Auf der einen ist die Grafikkarte drauf, auf der anderen ne Soundkarte.
So der letzte Steckplatz ist frei und ich wollte da meine Netzwerkkarte raufmachen.
Als ich die installiert habe (also raufgesteckt habe), kam ein schwarzer Bildsschirm und es passierte nix. *heul*
Dann hab ich mal die Soundkarte auf diesen Steckplatz gemacht und es kam wiedrum ein schwarzer Bildschirm.
Die Netzwerkkarte funzte dann natürlich auf den anderen Steckplatz. *wunder*

Ist jetzt dieser Steckplatz hin?
Und wenn ja, was kann ich tun? Ich brauche doch noch einen! *schnief*

Bitte helft mir....bin da Newbie!

Weiss net mehr...AGP oder PCI?!
Kenn mich da wie gesagt net aus.
Gr33tings

:: dark steel ::


----------



## Thimo Grauerholz (2. Oktober 2001)

erstmal werfe einen blick in deinem motherboard - handbuch.
In deinem Handbuch steht genau, was und wo ein AGP/PCI oder ISA Steckplatz ist.
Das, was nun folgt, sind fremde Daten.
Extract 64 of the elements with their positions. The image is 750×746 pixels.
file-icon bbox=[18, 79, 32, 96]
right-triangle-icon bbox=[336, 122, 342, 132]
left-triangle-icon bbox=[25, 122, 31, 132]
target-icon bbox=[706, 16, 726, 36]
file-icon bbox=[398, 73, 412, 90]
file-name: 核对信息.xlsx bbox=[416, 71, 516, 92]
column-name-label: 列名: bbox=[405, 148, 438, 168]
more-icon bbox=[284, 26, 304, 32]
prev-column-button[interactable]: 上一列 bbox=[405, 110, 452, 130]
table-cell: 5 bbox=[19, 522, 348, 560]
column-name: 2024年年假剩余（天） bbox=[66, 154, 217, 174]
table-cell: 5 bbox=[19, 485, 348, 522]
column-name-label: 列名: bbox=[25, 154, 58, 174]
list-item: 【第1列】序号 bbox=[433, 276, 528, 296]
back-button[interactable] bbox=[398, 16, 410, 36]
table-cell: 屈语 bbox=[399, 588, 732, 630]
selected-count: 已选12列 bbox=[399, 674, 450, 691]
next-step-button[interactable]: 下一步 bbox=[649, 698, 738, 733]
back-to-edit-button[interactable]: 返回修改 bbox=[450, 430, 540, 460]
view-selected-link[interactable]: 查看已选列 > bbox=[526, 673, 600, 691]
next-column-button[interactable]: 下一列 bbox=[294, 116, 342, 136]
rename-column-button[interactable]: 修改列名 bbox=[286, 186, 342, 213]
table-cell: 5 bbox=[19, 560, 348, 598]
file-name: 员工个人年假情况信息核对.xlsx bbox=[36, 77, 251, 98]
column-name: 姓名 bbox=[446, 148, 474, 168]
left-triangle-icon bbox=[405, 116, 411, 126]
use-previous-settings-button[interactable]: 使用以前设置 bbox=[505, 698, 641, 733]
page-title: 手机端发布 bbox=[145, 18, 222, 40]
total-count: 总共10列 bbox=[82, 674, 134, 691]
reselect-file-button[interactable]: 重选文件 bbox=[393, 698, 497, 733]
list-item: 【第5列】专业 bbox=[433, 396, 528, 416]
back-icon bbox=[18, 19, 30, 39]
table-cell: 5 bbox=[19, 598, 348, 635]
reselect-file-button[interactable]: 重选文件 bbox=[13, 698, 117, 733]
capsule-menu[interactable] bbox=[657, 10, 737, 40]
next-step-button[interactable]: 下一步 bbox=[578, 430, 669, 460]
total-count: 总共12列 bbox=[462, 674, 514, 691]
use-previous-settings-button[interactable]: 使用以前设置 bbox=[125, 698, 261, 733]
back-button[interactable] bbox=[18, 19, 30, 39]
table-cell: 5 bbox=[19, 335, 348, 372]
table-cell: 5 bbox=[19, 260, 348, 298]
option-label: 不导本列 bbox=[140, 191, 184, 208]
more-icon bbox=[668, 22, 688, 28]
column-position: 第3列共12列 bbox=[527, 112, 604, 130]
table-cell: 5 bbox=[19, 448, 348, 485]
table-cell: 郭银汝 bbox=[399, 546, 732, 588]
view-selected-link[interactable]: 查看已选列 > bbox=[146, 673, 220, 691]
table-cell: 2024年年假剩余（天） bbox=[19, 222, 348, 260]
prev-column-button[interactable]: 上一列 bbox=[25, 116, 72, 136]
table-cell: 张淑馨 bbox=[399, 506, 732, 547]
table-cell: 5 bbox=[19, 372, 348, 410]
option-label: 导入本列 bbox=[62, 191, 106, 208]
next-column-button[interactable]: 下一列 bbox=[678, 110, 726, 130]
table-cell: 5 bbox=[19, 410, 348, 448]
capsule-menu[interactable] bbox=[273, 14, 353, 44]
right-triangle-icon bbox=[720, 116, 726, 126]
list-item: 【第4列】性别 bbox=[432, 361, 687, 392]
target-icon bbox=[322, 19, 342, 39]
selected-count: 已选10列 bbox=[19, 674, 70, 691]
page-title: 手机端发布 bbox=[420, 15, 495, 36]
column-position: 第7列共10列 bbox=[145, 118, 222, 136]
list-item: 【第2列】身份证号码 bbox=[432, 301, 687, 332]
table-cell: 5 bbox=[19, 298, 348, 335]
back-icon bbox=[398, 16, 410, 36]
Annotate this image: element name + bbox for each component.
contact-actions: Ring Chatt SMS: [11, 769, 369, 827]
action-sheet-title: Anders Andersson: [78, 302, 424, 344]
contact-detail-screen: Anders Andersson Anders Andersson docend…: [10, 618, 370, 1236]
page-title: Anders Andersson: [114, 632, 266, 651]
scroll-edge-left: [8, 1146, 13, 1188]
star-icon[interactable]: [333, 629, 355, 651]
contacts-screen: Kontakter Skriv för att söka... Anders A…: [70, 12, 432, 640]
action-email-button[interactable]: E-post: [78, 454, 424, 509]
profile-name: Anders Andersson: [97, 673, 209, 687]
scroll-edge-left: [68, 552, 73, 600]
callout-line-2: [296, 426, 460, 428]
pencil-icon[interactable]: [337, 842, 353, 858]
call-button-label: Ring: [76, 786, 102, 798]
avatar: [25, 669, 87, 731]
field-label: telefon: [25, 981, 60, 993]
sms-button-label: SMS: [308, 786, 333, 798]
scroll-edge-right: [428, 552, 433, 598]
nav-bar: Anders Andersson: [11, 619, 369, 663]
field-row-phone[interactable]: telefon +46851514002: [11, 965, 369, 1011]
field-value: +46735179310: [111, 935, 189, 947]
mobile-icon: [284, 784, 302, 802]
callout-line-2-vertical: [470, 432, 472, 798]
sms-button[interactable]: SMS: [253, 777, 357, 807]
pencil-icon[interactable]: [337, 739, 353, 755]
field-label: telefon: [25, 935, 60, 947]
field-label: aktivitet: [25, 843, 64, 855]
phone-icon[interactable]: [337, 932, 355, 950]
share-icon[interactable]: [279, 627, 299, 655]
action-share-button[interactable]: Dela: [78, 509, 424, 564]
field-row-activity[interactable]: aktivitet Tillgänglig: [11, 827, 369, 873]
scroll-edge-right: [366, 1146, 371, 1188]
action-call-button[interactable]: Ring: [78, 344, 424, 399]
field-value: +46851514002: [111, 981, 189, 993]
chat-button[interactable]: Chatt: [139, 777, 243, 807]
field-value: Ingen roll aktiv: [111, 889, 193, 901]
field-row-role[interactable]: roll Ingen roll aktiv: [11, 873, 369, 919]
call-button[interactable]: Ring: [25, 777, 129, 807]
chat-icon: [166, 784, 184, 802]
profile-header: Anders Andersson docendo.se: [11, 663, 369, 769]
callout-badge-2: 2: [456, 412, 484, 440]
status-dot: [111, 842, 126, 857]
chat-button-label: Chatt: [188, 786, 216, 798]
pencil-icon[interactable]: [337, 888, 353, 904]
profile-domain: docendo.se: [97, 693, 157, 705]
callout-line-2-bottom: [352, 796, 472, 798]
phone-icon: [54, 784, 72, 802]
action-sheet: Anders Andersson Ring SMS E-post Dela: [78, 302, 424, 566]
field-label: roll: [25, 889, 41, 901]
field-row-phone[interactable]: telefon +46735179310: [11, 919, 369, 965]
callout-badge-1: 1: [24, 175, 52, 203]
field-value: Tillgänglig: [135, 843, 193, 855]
dann schaue nach ob du eine pci oder isa netzwerkkarte hast. (*G* und schalte deinen pc aus bei dem einbau, dann kommt dabei auch kein schwarzert bildschirm)


----------



## dark steel (3. Oktober 2001)

*@ ttrek*

Okay, also so doof bin ich nun auch wieder net.

Also das man den Computer dafür ausschalten muss, ist mir klar. *lol*
Also, der Steckplatz ist ein PCI Steckplatz.
Meine Netzwerkkarte ist natürlich auch ne PCI. *lol*
Hab das Gefühl ich werde verarscht...  

Egal, hatten jetzt n "Freak" da, der hat das irgendwie doch noch hinbekommen.
Im Bios jede Menge rumgeklickt etc. und nu scheints zu gehen.
Trotzdem thx!
Cya


----------



## Thimo Grauerholz (3. Oktober 2001)

hi,
sowieso immer besser, wenn du jemanden im bekanntenkreis hast, der sich damit auskennt, weil ferndiagnosen sind schwer 



> Also das man den Computer dafür ausschalten muss, ist mir klar. *lol*
> Also, der Steckplatz ist ein PCI Steckplatz.
> Meine Netzwerkkarte ist natürlich auch ne PCI. *lol*


ähm nein, könnte ja sein. kann ja nicht hellsehen *G*


----------



## dark steel (4. Oktober 2001)

*Jo...i think the same*

*Hi !* 

jo das Stimmt.
Man kann sich ja nicht für alles interessieren und vorallem alles wissen. Ist mir immer lieber, wenn das jemand anders macht. *g*



> ähm nein, könnte ja sein. kann ja nicht hellsehen *G*


*lol* Stimmt auch wieder...
Danke nochmals...
Cya


----------



## Rene (6. Oktober 2001)

@TTrek

Ich möchte dich sehen wie du eine ISA-Karte in einen PCI-Slot steckst oder vice versa! Seltsamer Beitrag eines Mods.?

@dark steel

Bei schwarzem Bildschirm nach installation neuer Hardwarekomponenten immer den Sitz von Rams, CPU und allen anderen Steckkarten schauen!


René


----------



## Thimo Grauerholz (6. Oktober 2001)

@Rene
ähhhhhhhhhhhhhhhhhhhhhhhhhhhhhhhm soll das ne anspielung sein?
wenn du so allwissend bist, wieso hast du nicht geantwortet?
mal wieder eine überflüssige antwort von dir.


----------



## Rene (7. Oktober 2001)

> _Original geschrieben von TTrek _
> *@Rene
> ähhhhhhhhhhhhhhhhhhhhhhhhhhhhhhhm soll das ne anspielung sein?
> wenn du so allwissend bist, wieso hast du nicht geantwortet?
> mal wieder eine überflüssige antwort von dir. *



- Anspielung worauf?

- Hab doch geantwortet und allwissend wäre ich gerne!

- Dann poste ich halt nix mehr!

(Wenn du dich angegriffen fühlst, dann tut es mir Leid, dachte du könntest Spaß verstehen. Aber ne ISA-Karte in einen PCI-Slot....hhmmm?  Nimm nicht alles so schrecklich ernst.  )


René


----------